井庭崇のConcept Walk

新しい視点・新しい方法をつくる思索の旅

竹中平蔵×井庭崇 対談:「政策言語」の提案とプロトタイピング(5)

2010年11月27日に行なった特別対談 “政策のパターンランゲージに向けて”の最後に触れた「政策言語によって教育がどう変わるか」という話を補足したい。


政策言語教育

「政策言語」という名称は、実は5年ほど前にすでに考えついていた。それは、慶應義塾大学SFCの現行カリキュラム(2007年から実施)の改定作業を行なっている最中のことであった。学部設立の経緯を踏まえ、さらにこれからのことを考えてみた結果、「政策言語」というものが総合政策学部の教育の重要な要素になるだろう、と考えるようになった。

総合政策学部と環境情報学部では、1990年の設立当初から、「自然言語」と「人工言語」について、独自の“言語教育”を行なっていた。理論を教えた後に実践・応用するという従来のスタイルではなく、ワークショプなどでの実践を通じて感覚的に体得させるインテンシブな“言語教育”が売りであった。

その後十年ほど経ってから、環境情報学部では「デザイン言語」という第三の “言語教育” を開始した。デザイン言語でも、それまでの自然言語・人工言語と同様に、ワークショップでの実践とインテンシブな“言語教育”を行なったのだ。さまざまな領域からトップデザイナーたちを講師に迎え、非常に魅力的な科目が揃っていた。そして、その教育を受け、素晴らしい学生たちが育ち始めていた(デザイン言語については、「『デザイン言語』という実験:慶応藤沢キャンパスの新たなフェーズ」(後藤武) および 「デザイン言語とは何であろうか?」(脇田玲) にその趣旨の説明がある)。

そのとき僕が考えたのは、総合政策学部でもこのようなワークショップでの実践を通じたインテンシブな教育ができないだろうか、ということだった。デザイン言語に倣って、「それは、総合政策学部なのだから『政策言語』 と呼ぶべきものだろう」と考えた。政策の“言語教育”というわけである。当時の学部長であった、故・小島朋之先生にお話したところ、「ほう、いいですね。どんどんやっちゃってください。」と、いつものにこやかな笑顔で背中を押していただいた(小島先生はいつもそうであった)。

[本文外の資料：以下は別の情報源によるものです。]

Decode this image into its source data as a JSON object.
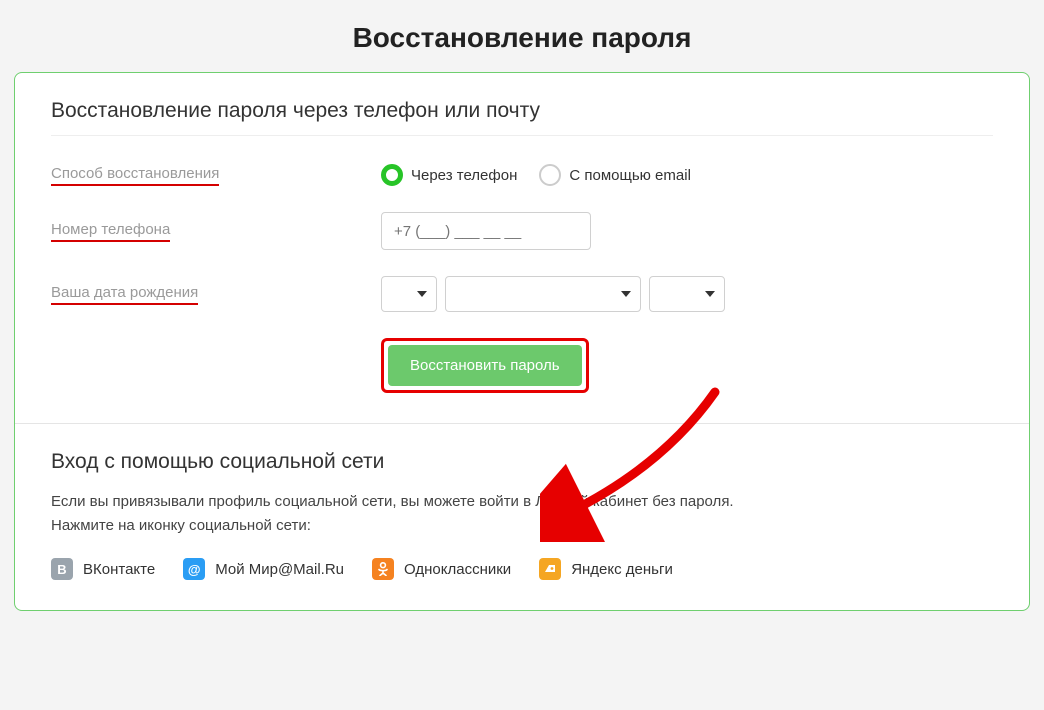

ところが実際に案を詰めていくと、デザイン言語のときのようにはうまく実現できそうにないことがわかってきた。まず、政策を実際につくっているプロを講師として迎えることが難しい。これは、日本においては誰が政策デザインのプロなのかがよくわからないという問題でもある。そして、デザインの分野に比べて、その政策をつくることに関する根本原理・定石などがほとんど研究されていないという問題もあった。つまり、ルールやパターンとして、言語化がまったくされていないのである。こうして、カリキュラム改定にはとうてい盛り込むことができない、と判断せざるを得なかった。

それでも、その熱い思いは、現行カリキュラムにも一部実装されてはいる。創造実践科目群にある政策デザインワークショップ、外交政策ワークショップ、未来構想ワークショップなどである。これらのワークショップによって、「ワークショップの実践による学び」の部分は実現できたといえる。

しかし、もう一つの大切なポイントである「政策の言語」教育については実現できなかった。それが僕には「宿題」として残ってしまったといえる。早いもので、それからすでに5年が過ぎた。(時が経つのは本当に早い!)

そんな経緯もあり、今回、「政策言語」をつくるという第一歩が踏み出せたのは、本当によかったと感じてる。これは、まだほんの始まりに過ぎないが、ここから同僚の教員や学生たちと政策言語をつくっていくきっかけとなればと思う。

今回おつきあいいただいた竹中先生だけでなく、SFCには社会的実践があちこちのプロジェクトでなされている。それらの実践知を記述していけば、様々なレベル/ドメインの政策言語がつくれるはずである。そして、学外の賛同者や協力者とともに洗練し、導入実験し、整備していく。研究と教育と実践が一体となっているSFCらしいアプローチだと僕は思うが、どうだろうか?